McClatchy Newspapers

LOS ANGELES

There’s no shortage of experience on the new TV Land comedy series “Hot In Cleveland.” Stars Valerie Bertinelli, Jane Leeves, Wendie Malick and Betty White have been acting a total of 165 years.

“We’ve been doing this a long time and we know what we are doing,” Bertinelli says during a break from rehearsals. “We are not vain about it. We are very giving with each other.”

The series focuses on three best friends from Los Angeles — novelist Melanie Moretti (Bertinelli), eye-brow archer to the stars Joy Scroggs (Leeves) and former soap star Victoria Chase (Malick) — who find their lives changed when their Paris-bound plane makes an unexpected landing in the Ohio city.

When the friends discover they are hot in Cleveland, they decide to stay. White plays the caretaker of the house they rent.

Bertinelli, 50, expects the new comedy — which falls somewhere between “Sex in the City” and “The Golden Girls” — to click with audiences because it’s easy to identify with the characters.

“A lot of women, and I’m one of them, want to see things out there they can relate to.
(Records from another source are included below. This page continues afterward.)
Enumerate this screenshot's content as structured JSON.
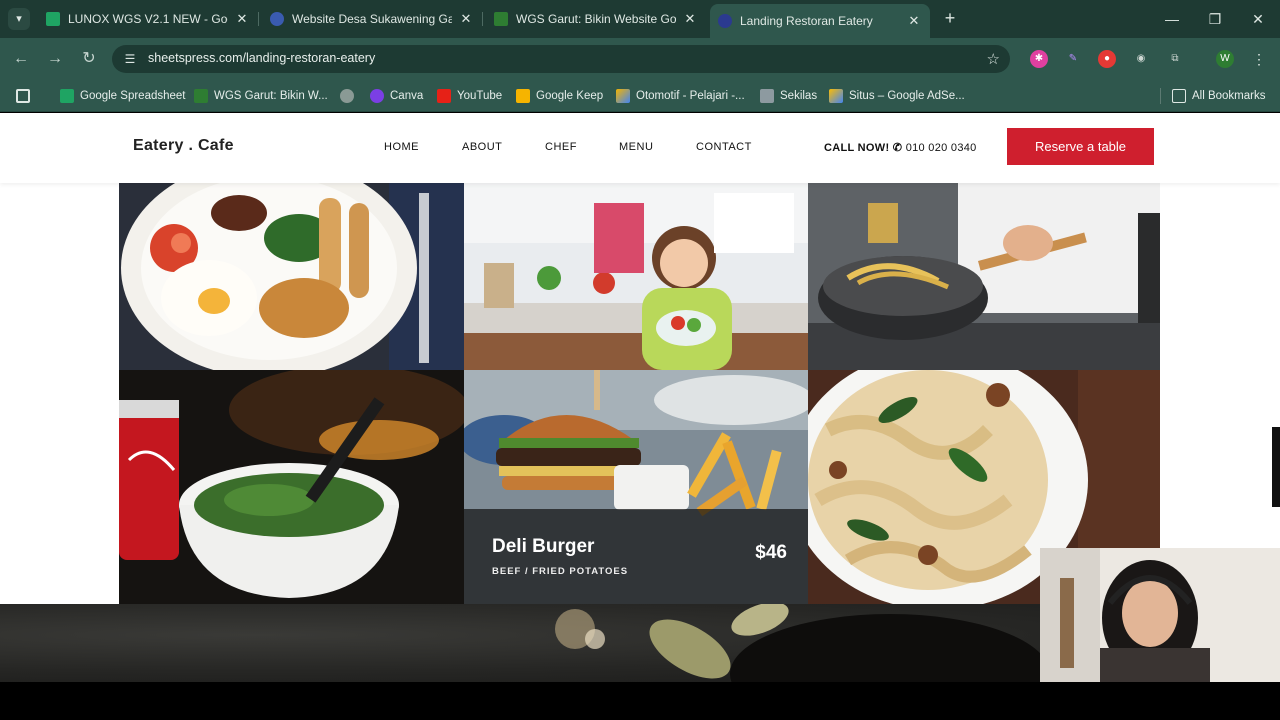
{
  "browser": {
    "tabs": [
      {
        "title": "LUNOX WGS V2.1 NEW - Googl",
        "active": false
      },
      {
        "title": "Website Desa Sukawening Garu",
        "active": false
      },
      {
        "title": "WGS Garut: Bikin Website Goog",
        "active": false
      },
      {
        "title": "Landing Restoran Eatery",
        "active": true
      }
    ],
    "url": "sheetspress.com/landing-restoran-eatery",
    "bookmarks": [
      {
        "label": "Google Spreadsheet"
      },
      {
        "label": "WGS Garut: Bikin W..."
      },
      {
        "label": ""
      },
      {
        "label": "Canva"
      },
      {
        "label": "YouTube"
      },
      {
        "label": "Google Keep"
      },
      {
        "label": "Otomotif - Pelajari -..."
      },
      {
        "label": "Sekilas"
      },
      {
        "label": "Situs – Google AdSe..."
      }
    ],
    "all_bookmarks": "All Bookmarks",
    "profile_initial": "W"
  },
  "site": {
    "logo": "Eatery . Cafe",
    "nav": [
      "HOME",
      "ABOUT",
      "CHEF",
      "MENU",
      "CONTACT"
    ],
    "call_label": "CALL NOW!",
    "call_number": "010 020 0340",
    "reserve": "Reserve a table"
  },
  "featured": {
    "name": "Deli Burger",
    "description": "BEEF / FRIED POTATOES",
    "price": "$46"
  },
  "colors": {
    "chrome_dark": "#1e3a33",
    "chrome": "#2f574d",
    "accent_red": "#cf1f2e"
  }
}
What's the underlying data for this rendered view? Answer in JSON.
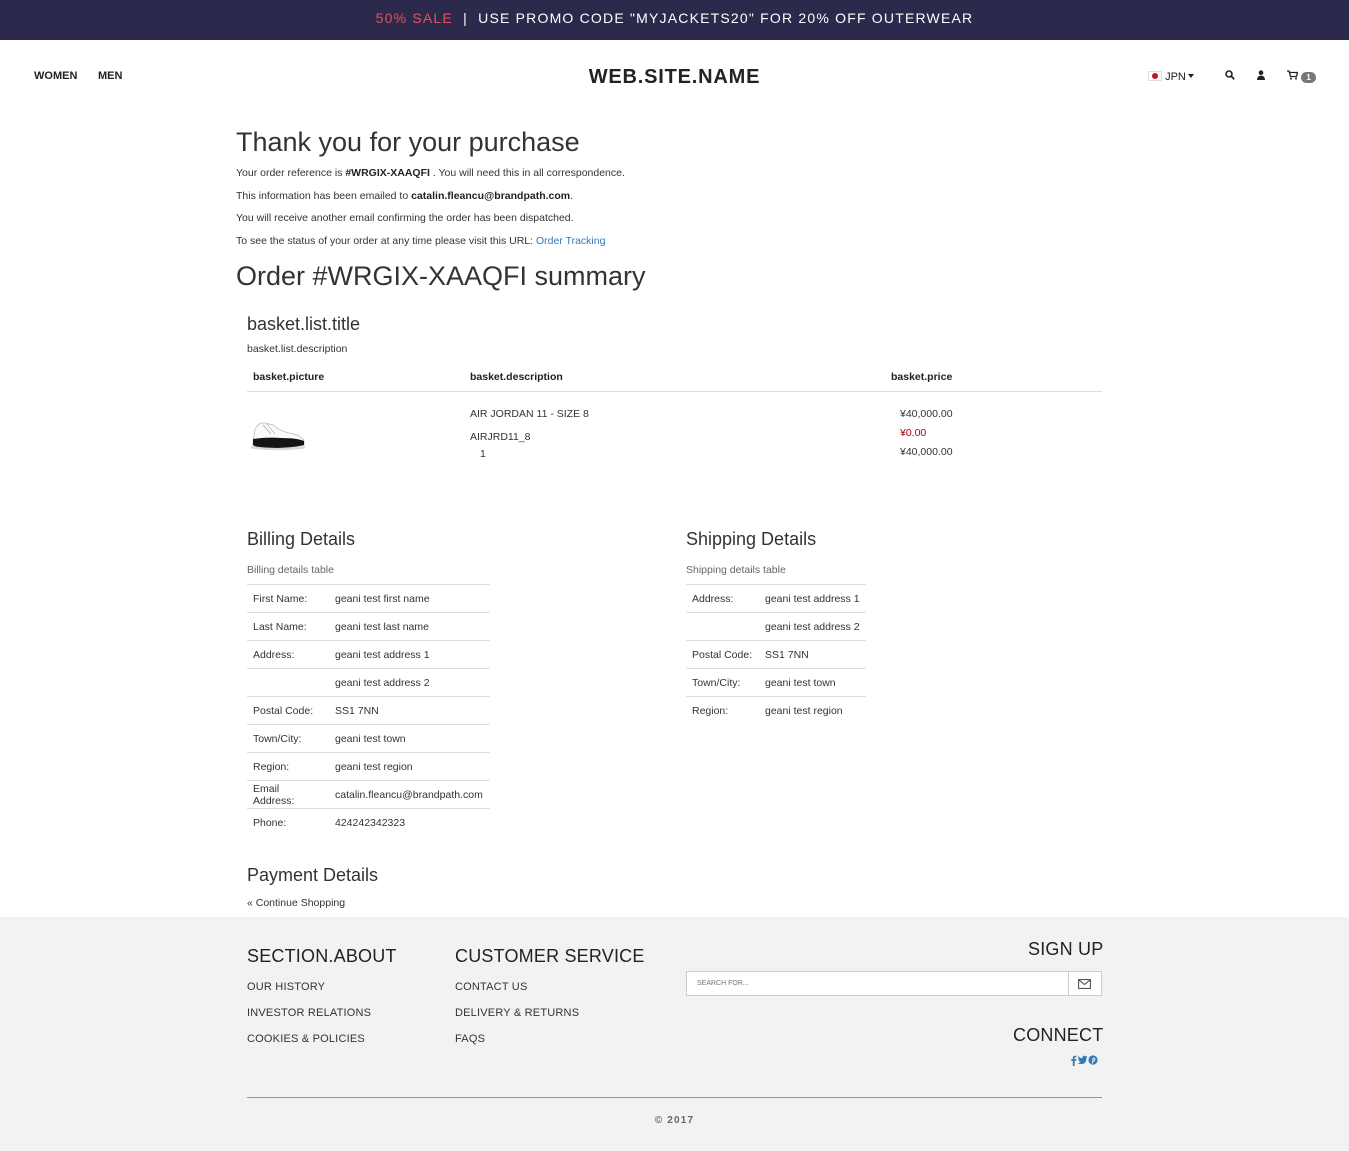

Ads for cosmetics have 18-year-olds selling wrinkle cream. I don’t buy it. I want to see people my age,” Bertinelli says.

Malick, 59, is certain viewers will like how the show depicts unwavering friendship.

“These women have al-ways had each other’s backs,” Malick says. “And they’re not the easiest women in the world. They’re somewhat complicated and self- involved and are overly dramatic and vain. Behind all this is a true friendship between these women.”

Leeves, 49, likes how the show deals with major and minor events.

“All of these characters are at crossroads in their lives. An actress aging who can’t get work. A divorcee. I didn’t want this to be a show about how the women look but where they’re going next in their lives. And that’s what it does,” Leeves says.

White, 88, was originally cast for one episode but then signed on to appear in all 10 of the first-season shows.

Some of White’s best work has been on situation comedies featuring strong female characters, from “The Mary Tyler Moore Show” to “The Golden Girls.” The success of those shows, says White, wasn’t the gender of the cast.

“It’s always the writing,” White says. “I have been so blessed with great writing. Actors like to take a lot of credit for stuff, but you can’t do it if it’s not on that page. This show has great writing.”

“Hot in Cleveland” is the latest in what’s being called a resurgence of White’s career — talk that surprises White.

“I didn’t know I went away,” White says. “I’ve been working constantly since 1949.”